External validity - the results can be generalized beyond the immediate study. In order to have external validity, the claim that spaced study studying in several sessions ahead of time is better than cramming for exams should apply to more than one subject e. It should also apply to people beyond the sample in the study. Different methods vary with regard to these two aspects of validity. Experiments, because they tend to be structured and controlled, are often high on internal validity.
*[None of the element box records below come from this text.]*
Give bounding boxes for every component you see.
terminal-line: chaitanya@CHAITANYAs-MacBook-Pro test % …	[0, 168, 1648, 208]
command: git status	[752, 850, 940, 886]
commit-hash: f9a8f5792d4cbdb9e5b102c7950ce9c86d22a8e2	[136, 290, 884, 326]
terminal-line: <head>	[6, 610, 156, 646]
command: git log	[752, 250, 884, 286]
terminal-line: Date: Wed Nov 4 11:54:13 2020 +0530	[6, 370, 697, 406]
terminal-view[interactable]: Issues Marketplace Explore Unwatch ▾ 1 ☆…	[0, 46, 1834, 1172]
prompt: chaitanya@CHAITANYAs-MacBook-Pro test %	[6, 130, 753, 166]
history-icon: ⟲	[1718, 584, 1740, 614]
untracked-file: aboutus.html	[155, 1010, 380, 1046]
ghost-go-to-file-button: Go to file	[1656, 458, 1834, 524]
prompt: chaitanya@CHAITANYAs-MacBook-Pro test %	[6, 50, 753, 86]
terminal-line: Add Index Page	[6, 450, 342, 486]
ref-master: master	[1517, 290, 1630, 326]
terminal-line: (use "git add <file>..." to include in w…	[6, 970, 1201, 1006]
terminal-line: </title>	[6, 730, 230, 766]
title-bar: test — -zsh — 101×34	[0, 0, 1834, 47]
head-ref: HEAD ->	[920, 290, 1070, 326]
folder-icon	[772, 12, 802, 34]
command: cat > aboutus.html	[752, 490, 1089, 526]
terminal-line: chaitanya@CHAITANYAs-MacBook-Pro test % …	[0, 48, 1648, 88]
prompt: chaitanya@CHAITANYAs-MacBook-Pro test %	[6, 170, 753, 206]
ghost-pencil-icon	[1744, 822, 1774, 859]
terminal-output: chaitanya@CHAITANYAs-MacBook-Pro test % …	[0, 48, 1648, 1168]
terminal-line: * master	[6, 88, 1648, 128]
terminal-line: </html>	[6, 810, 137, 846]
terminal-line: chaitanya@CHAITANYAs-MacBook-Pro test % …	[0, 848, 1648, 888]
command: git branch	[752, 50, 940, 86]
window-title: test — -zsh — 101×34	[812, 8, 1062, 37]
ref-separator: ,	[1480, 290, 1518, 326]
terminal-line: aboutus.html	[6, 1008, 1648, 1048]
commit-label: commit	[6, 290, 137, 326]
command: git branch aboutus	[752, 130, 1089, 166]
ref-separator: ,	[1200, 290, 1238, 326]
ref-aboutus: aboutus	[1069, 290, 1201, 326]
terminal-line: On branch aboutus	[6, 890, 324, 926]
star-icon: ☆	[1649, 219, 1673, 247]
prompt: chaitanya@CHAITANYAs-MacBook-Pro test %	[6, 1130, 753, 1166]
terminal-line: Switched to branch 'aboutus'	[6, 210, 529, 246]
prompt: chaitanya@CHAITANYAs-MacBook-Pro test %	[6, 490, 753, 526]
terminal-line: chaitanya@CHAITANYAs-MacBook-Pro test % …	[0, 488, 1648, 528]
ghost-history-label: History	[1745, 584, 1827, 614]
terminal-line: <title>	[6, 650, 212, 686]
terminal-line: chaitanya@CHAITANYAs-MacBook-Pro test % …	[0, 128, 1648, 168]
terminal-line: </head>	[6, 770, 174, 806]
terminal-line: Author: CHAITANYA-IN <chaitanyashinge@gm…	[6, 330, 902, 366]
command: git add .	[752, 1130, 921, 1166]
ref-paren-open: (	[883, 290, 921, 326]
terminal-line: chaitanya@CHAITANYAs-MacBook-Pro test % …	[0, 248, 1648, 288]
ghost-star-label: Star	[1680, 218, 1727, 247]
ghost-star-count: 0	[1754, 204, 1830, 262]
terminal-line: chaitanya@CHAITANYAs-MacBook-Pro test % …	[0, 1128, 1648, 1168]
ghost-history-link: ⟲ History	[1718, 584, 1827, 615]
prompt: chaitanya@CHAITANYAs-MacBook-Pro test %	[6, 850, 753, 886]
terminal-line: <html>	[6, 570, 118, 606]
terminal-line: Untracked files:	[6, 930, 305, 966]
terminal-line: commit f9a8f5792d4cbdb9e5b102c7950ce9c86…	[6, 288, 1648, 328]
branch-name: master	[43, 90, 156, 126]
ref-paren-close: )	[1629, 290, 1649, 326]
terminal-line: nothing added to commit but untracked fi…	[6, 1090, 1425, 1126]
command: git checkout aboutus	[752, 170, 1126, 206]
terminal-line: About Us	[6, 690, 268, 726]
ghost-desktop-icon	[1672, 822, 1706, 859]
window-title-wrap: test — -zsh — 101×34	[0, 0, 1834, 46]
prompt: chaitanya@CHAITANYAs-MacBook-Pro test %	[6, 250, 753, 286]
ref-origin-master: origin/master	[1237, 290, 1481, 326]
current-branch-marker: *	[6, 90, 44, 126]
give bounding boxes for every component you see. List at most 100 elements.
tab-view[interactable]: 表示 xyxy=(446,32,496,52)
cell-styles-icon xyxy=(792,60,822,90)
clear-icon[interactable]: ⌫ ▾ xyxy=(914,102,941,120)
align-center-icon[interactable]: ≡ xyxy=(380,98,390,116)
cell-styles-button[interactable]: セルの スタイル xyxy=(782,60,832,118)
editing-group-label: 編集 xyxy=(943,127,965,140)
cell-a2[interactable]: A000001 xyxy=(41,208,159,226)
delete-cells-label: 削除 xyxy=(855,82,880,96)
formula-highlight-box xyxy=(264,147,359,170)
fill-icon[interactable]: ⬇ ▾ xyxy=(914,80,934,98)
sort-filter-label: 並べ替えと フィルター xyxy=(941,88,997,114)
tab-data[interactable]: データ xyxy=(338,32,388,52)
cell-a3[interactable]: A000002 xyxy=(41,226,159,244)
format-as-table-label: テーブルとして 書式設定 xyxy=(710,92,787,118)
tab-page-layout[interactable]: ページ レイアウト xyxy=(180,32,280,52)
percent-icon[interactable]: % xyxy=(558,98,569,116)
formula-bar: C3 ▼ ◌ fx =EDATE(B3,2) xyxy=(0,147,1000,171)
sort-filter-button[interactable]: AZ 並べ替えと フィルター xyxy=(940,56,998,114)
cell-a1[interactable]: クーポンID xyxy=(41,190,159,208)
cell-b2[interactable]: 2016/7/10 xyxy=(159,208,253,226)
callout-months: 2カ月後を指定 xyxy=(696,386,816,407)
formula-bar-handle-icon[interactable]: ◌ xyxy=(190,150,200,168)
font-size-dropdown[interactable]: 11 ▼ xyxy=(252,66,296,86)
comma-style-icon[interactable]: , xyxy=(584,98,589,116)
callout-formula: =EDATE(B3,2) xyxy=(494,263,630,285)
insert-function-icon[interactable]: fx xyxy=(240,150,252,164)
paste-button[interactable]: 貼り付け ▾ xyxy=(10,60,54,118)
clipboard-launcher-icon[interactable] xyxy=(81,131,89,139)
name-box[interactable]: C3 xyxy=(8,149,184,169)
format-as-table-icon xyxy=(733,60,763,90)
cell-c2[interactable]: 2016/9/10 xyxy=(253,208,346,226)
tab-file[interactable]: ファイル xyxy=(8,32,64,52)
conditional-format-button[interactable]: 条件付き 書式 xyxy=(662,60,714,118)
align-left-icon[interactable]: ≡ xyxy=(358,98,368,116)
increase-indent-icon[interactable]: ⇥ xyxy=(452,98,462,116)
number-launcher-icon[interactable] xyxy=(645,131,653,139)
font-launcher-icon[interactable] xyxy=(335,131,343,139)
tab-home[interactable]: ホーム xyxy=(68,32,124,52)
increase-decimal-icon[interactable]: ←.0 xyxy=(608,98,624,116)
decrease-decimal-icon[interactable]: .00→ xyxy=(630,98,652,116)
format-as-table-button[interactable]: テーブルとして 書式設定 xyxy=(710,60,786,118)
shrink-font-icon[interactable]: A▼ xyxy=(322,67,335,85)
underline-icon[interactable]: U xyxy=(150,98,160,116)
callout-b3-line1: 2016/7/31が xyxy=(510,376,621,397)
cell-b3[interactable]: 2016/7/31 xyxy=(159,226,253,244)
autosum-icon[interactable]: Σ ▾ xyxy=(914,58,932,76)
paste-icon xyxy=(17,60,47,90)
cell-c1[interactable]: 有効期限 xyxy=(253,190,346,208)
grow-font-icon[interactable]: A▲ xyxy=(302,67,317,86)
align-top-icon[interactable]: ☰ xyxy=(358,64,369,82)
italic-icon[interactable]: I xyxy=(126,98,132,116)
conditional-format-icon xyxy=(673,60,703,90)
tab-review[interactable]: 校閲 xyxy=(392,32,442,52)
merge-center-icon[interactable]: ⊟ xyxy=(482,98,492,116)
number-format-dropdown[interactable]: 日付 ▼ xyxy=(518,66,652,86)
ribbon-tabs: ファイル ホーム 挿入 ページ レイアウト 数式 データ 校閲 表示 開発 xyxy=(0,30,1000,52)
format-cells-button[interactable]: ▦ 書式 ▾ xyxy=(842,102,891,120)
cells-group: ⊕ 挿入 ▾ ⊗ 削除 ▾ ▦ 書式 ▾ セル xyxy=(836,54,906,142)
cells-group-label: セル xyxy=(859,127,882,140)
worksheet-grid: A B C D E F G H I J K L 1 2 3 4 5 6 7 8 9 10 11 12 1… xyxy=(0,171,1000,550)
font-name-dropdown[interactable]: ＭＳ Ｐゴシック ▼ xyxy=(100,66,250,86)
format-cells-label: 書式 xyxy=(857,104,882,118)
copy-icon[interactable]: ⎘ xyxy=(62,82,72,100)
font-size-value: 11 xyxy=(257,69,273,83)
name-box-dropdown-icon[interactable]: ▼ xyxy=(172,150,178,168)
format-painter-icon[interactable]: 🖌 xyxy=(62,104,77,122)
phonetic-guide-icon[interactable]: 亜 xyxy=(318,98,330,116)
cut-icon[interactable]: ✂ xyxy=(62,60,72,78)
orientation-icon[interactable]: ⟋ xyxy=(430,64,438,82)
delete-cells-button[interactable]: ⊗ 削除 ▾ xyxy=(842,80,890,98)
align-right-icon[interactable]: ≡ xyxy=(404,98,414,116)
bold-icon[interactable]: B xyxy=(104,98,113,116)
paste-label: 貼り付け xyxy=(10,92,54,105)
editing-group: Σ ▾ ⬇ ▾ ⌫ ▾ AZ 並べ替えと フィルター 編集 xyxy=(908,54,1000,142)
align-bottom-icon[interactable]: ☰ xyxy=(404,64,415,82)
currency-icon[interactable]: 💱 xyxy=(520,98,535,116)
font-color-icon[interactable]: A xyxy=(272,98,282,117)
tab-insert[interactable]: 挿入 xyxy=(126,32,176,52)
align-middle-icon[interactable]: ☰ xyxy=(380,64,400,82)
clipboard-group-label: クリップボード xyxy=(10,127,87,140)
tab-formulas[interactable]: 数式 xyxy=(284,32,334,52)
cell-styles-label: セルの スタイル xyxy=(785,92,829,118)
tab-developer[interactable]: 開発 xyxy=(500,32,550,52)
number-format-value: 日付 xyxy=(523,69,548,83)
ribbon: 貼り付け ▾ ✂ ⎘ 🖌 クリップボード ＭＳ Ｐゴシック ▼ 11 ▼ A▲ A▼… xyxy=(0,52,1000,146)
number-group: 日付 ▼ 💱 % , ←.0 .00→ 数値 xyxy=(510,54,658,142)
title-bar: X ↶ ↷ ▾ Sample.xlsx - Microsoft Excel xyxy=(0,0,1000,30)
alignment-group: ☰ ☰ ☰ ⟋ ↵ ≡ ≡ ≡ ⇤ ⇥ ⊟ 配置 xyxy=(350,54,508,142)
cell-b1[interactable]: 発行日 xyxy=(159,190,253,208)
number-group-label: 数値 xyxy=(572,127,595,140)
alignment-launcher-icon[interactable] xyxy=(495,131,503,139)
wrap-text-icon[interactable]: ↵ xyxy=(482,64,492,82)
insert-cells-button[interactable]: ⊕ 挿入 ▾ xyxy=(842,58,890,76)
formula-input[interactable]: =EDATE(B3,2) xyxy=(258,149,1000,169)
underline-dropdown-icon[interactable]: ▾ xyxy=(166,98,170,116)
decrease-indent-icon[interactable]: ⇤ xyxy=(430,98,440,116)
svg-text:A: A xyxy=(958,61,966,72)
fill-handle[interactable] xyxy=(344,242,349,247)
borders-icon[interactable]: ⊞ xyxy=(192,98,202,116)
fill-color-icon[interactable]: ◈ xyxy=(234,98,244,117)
However, their strength with regard to structure and control, may result in low external validity. The results may be so limited as to prevent generalizing to other situations.
In contrast, observational research may have high external validity generalizability because it has taken place in the real world. However, the presence of so many uncontrolled variables may lead to low internal validity in that we can't be sure which variables are affecting the observed behaviors. Relationship between reliability and validity. If data are valid, they must be reliable. If people receive very different scores on a test every time they take it, the test is not likely to predict anything.
When we conduct research, we are continually flitting back and forth between these two realms, between what we think about the world and what is going on in it. When we are investigating a cause-effect relationship, we have a theory implicit or otherwise of what the cause is the cause construct. For instance, if we are testing a new educational program, we have an idea of what it would look like ideally. Similarly, on the effect side, we have an idea of what we are ideally trying to affect and measure the effect construct.
But each of these, the cause and the effect, has to be translated into real things, into a program or treatment and a measure or observational method. We use the term operationalization to describe the act of translating a construct into its manifestation. In effect, we take our idea and describe it as a series of operations or procedures.
Now, instead of it only being an idea in our minds, it becomes a public entity that anyone can look at and examine for themselves. It is one thing, for instance, for you to say that you would like to measure self-esteem a construct.
But when you show a ten-item paper-and-pencil self-esteem measure that you developed for that purpose, others can look at it and understand more clearly what you intend by the term self-esteem.
Now, back to explaining the four validity types. They build on one another, with two of them conclusion and internal referring to the land of observation on the bottom of the figure, one of them construct emphasizing the linkages between the bottom and the top, and the last external being primarily concerned about the range of our theory on the top.
Assume that we took these two constructs, the cause construct the WWW site and the effect understanding , and operationalized them -- turned them into realities by constructing the WWW site and a measure of knowledge of the course material. Here are the four validity types and the question each addresses:. In this study, is there a relationship between the two variables? In the context of the example we're considering, the question might be worded: There are several conclusions or inferences we might draw to answer such a question.
We could, for example, conclude that there is a relationship. We might conclude that there is a positive relationship. We might infer that there is no relationship. We can assess the conclusion validity of each of these conclusions or inferences. Assuming that there is a relationship in this study, is the relationship a causal one?
Just because we find that use of the WWW site and knowledge are correlated, we can't necessarily assume that WWW site use causes the knowledge. Both could, for example, be caused by the same factor. For instance, it may be that wealthier students who have greater resources would be more likely to use have access to a WWW site and would excel on objective tests.
Researchers often rely on subject-matter experts to help determine this. In our case, the researchers could turn to experts in depression to consider their questions against the known symptoms of depression e. In this case, the researchers could have given a questionnaire on a similar construct, such as anxiety, to see if the results were related, as one would expect.
Or they could have given a questionnaire on a different construct, such as happiness, to see if the results were the opposite.
The researchers could see how their questionnaire results relate to actual clinical diagnoses of depression among the workers surveyed. Researchers also need to consider the reliability of a questionnaire. Will they get similar results if they repeat their questionnaire soon after and conditions have not changed?
In our case, if the questionnaire was administered to the same workers soon after the first one, the researchers would expect to find similar levels of depression.
Internal validity and reliability are at the core of any experimental design. External validity is the process of examining the results and questioning whether there are any other possible causal relationships.
Internal validity - the instruments or procedures used in the research measured what they were supposed to measure. Example: As part of a stress experiment, people are shown photos of war atrocities. Example: As part of a stress experiment, people are shown photos of war atrocities.
Validity: the best available approximation to the truth of a given proposition, inference, or conclusion. The first thing we have to ask is: "validity of what?" When we think about validity in research, most of us think about research components. "Any research can be affected by different kinds of factors which, while extraneous to the concerns of the research, can invalidate the findings" (Seliger & Shohamy , 95). Controlling all possible factors that threaten the research's validity is a primary responsibility of every good researcher.
Internal consistency reliability is a measure of reliability used to evaluate the degree to which different test items that probe the same construct produce similar results. Average inter-item correlation is a subtype of internal consistency reliability. Research validity in surveys relates to the extent at which the survey measures right elements that need to be measured. In simple terms, validity refers to how well an instrument as measures what it is intended to measure.